第一話 本番行為②
本業で営業先の美容クリニックに向かう途中、プライベートの携帯電話が鳴った。ディスプレイには、事務所の名前が表示されていた。
副業の連絡は基本的にラインで送られてくるため、滅多にない出来事に迅の瞳は驚きで見開いた。
それだけ緊急性の高い用事、ということだろうか。
運良くコンビニに車を停めたタイミングだったため、迅は通話ボタンをタッチした。
――「ハヤト、か?」
「はい」
こちらから名乗る前に確認され、いったいなにごとかと少しだけ緊張しながら迅は静かに頷いた。
その声は内務の女性事務員のものではなく、迅の上司にあたる店長のものであるということも、迅の緊張感を強くした。

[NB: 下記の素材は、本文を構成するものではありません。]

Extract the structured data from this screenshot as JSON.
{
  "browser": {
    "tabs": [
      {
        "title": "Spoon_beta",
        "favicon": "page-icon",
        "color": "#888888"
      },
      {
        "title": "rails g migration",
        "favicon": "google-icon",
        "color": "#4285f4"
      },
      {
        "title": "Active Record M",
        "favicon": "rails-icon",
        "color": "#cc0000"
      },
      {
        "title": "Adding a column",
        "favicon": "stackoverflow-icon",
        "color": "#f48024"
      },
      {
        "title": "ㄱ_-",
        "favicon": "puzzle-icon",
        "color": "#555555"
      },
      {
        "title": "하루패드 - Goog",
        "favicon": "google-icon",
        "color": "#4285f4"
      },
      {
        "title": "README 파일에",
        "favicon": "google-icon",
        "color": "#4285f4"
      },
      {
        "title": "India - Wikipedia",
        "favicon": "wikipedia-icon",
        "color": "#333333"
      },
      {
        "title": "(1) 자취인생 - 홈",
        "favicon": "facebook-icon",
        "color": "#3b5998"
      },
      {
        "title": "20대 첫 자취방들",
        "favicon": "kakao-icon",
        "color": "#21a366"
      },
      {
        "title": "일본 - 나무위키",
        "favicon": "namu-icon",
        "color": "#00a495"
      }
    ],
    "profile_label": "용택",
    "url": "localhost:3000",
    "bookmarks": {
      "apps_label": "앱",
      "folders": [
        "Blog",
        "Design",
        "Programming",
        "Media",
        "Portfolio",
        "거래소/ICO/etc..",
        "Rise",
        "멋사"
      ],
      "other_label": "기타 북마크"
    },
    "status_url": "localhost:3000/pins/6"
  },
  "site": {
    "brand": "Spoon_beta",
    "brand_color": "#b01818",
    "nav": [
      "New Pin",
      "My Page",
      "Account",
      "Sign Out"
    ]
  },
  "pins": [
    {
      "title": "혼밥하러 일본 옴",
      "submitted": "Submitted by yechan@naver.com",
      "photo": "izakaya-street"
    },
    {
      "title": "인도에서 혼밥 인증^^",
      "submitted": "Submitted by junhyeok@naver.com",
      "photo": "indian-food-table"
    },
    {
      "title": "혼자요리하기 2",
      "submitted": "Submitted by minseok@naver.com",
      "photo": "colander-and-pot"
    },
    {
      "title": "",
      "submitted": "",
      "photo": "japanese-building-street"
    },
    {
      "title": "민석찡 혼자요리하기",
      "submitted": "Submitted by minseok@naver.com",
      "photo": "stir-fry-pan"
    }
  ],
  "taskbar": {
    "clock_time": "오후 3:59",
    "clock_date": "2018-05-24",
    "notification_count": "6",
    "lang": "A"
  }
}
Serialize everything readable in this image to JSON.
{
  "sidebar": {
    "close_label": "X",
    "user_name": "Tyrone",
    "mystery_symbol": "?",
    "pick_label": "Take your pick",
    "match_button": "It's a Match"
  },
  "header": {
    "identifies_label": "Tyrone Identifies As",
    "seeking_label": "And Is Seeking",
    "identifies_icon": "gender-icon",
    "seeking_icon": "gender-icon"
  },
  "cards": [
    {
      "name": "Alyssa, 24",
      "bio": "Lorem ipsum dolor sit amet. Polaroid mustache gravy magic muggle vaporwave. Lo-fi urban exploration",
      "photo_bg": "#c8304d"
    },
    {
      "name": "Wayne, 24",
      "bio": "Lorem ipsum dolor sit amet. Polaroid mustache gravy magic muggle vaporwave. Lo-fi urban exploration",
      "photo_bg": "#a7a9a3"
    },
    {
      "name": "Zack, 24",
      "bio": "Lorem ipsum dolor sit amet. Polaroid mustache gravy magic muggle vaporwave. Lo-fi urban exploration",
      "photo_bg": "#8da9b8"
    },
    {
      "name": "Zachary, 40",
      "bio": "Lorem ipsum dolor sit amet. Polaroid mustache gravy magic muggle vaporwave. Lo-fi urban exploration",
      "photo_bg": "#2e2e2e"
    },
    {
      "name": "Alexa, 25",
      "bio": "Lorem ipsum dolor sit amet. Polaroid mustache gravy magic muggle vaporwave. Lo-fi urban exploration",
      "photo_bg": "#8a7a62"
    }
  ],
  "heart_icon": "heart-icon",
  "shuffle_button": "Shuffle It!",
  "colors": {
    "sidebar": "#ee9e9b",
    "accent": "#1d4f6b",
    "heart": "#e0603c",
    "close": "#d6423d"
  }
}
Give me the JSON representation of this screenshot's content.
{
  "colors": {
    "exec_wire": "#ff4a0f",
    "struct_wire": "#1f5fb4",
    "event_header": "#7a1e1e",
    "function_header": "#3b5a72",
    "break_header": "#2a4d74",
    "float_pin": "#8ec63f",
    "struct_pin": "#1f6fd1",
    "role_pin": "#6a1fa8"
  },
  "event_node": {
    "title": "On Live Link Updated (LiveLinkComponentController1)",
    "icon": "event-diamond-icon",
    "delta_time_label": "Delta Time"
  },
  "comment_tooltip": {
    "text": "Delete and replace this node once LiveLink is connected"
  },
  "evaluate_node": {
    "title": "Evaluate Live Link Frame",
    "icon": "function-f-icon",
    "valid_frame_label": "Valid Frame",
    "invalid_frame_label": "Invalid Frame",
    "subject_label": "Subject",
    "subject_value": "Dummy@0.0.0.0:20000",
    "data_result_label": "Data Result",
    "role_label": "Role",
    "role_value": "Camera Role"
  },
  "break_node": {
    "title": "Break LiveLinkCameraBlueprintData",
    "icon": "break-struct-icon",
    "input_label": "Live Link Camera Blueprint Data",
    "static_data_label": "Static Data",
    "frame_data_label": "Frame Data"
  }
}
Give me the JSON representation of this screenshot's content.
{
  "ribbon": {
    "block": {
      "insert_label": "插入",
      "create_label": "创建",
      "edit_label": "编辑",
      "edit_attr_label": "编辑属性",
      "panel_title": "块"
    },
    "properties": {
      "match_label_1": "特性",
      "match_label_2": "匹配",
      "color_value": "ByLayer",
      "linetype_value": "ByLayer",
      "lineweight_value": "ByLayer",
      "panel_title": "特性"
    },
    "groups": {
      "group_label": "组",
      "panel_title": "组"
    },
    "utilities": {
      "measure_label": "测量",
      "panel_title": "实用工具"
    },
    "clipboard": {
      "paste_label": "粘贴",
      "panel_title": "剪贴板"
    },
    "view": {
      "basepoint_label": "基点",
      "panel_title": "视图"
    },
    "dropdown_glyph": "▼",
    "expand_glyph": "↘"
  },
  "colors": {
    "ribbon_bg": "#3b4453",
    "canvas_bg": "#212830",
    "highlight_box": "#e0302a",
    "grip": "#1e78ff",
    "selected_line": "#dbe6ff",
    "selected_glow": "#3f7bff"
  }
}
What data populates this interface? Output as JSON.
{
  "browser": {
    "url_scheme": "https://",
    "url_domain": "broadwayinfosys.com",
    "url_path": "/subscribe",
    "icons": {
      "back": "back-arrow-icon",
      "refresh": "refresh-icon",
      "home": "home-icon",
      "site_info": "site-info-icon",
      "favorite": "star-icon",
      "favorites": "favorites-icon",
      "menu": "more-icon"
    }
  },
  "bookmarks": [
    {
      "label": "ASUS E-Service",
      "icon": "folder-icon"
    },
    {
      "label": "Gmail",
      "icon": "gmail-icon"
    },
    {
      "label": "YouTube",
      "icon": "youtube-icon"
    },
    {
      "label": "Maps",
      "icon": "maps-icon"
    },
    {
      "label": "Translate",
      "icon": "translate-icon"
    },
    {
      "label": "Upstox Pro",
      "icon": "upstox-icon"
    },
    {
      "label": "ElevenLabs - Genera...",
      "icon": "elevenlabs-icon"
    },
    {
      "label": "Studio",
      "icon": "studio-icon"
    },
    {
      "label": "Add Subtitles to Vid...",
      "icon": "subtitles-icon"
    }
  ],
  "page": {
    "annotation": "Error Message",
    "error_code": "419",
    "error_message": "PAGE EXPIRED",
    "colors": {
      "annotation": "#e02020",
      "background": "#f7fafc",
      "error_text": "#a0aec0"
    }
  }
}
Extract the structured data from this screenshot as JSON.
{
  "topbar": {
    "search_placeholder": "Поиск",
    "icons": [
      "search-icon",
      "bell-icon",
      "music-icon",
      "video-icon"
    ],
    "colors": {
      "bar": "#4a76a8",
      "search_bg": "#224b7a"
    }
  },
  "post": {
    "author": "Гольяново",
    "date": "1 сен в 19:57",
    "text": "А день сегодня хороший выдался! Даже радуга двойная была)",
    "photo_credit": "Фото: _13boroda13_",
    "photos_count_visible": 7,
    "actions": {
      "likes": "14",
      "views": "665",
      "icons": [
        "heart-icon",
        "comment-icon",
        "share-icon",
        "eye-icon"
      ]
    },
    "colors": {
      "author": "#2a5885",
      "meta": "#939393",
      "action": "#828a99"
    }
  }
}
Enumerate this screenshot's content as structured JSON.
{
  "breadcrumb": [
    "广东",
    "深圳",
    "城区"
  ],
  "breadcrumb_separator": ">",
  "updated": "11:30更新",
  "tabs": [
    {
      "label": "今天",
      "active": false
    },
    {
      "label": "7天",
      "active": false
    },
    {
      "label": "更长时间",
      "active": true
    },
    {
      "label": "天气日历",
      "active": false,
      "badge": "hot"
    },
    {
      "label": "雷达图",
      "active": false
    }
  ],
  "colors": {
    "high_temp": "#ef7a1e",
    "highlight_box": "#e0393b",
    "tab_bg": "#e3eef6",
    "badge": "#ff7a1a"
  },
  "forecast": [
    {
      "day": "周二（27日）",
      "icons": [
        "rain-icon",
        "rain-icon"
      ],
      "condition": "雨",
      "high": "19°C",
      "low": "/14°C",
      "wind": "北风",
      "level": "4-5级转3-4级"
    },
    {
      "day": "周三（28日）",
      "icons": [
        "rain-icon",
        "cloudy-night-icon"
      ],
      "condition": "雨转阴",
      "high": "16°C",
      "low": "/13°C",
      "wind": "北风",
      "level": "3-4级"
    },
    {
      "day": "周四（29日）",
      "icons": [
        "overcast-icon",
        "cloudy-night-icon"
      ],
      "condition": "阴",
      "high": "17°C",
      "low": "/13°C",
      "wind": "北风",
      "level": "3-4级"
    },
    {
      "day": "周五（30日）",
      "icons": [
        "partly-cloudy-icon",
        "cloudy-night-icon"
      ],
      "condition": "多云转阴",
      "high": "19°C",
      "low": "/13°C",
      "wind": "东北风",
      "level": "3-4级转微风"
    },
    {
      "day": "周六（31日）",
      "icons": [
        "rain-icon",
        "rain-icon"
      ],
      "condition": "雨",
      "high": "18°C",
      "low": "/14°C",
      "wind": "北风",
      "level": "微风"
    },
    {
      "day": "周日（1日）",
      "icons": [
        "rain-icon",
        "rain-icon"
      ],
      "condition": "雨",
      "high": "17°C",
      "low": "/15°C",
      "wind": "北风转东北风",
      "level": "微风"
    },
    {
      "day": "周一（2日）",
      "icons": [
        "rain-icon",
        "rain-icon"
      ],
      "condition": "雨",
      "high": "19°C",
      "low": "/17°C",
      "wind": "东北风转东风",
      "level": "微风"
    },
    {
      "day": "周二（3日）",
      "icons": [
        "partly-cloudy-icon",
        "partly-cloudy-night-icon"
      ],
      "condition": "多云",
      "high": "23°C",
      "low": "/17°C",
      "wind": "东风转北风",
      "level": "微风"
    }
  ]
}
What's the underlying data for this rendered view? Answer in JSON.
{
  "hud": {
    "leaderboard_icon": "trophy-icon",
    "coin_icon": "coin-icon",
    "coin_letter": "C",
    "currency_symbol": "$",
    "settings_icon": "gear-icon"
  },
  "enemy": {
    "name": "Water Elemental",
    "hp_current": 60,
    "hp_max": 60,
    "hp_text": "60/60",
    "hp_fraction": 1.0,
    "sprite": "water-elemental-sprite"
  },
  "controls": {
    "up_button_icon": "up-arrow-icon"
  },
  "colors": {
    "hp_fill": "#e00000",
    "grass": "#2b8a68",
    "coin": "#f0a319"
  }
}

セラピスト業を続けて約六カ月。こんなことは初めてだ。
――「ハヤト。今すぐ事務所に来い」
「え? さすがに無理ですよ。本業中ですし」
――「緊急だ。何時頃なら来れそうだ?」
単刀直入の命令に困惑する。
迅が平日の昼間には一般企業に勤めていることくらい、店長も把握しているはずだった。
にもかかわらず、ここまで緊急の呼び出しをしてくるなど普通ではない。
「どうかしたんですか?」
――「自分がなにをしたのかくらいわかっているだろう」
「なに、って……」
さすがに動揺しながら質問すれば厳しい声が返ってきて、迅の眉間には皺が寄った。
そんなふうに詰問されても、すぐにはなにも思い当たらない。
けれど。
――「先日担当したお客様からクレームが入った。とにかく直接話をしたいことがあるから一秒でも早く事務所に来い」
「え……」
迅を指名するお客様はそう多くはない。
先日のお客様、と聞けば思い当たるのは「マリ」しかおらず、困惑する。
クレーム、とはなんだろうか。
なんだか嫌な予感がした。
「そしたら、明日の夕方でもいいですか」
――「なるべく早く来るように」
いったいなにが起こったのだろうと思考をぐるぐる巡らせる迅の耳に、店長の冷たい声が響いた。
「はい。わかりました……」
ホテルを出て、駅まで見送り、改札の向こうで一度振り返って手を振ってきたマリの笑顔を思い出す。
彼女がクレームを入れるなど、とても信じられなかった。
けれど、現実は無情なもので。
*****
そして迎えた翌日。迅は緊張した面持ちで事務所の扉をくぐっていた。
「遅かったな」
店長に続いて事務所の奥の部屋に入ると、そこには滅多に顔を出すことのないオーナーがソファに腰かけて迅を待ち構えていた。
「ハヤト。お前は本番が違反行為だとわかっているな?」
「え……」
迅が前の席に座ることを許す間もなく、オーナーが発したその冷たい声に、迅の足はぴたりと止まり、固まった。
本番行為が違反であることは、もちろんわかっている。
わかってはいるが、密室で行われる秘めやかな行為は、誰かに洩れるものではない。
それでも、もし、その秘密が外に洩れるようなことがあったとしたならば……。
「お前に本番を迫られたとお客様から申告があった」
「は……?」
「お客様は信頼していたお前が迫ってきたことに、大きなショックを受けている」
「え……」
つまり、マリがお店に報告したということで、迅はすぐに事態を呑み込むことができずに困惑した。
どうしてそんなことになっているのだろう。
しかも、マリからの求めに応じたという事実に反し、迅のほうから迫ったという虚偽の申告がされているのはなぜなのか。
彼女は、そんな嘘をつくようなタイプではない。これまでの付き合いからそう信じている。
けれど、そうは思っても、今、迅の身に起こっている現実がすべてだった。
「本番行為は罰金百万円、が契約だ。わかっているな?」
愕然とする迅の耳に、オーナーの声が冷たく響く。
たしかに、最初に交わした契約書には、そのようなことが書かれていた。
「釈明は認めない。どんな理由があろうとも、本番をしたことは事実だ」
釈明よりも、なにが起こったのかを教えてほしい。
どうして。なぜ。
信じて、いたのに。
「百万円を払うか、払ってクビか」
もう、なにがなんだかわからなかった。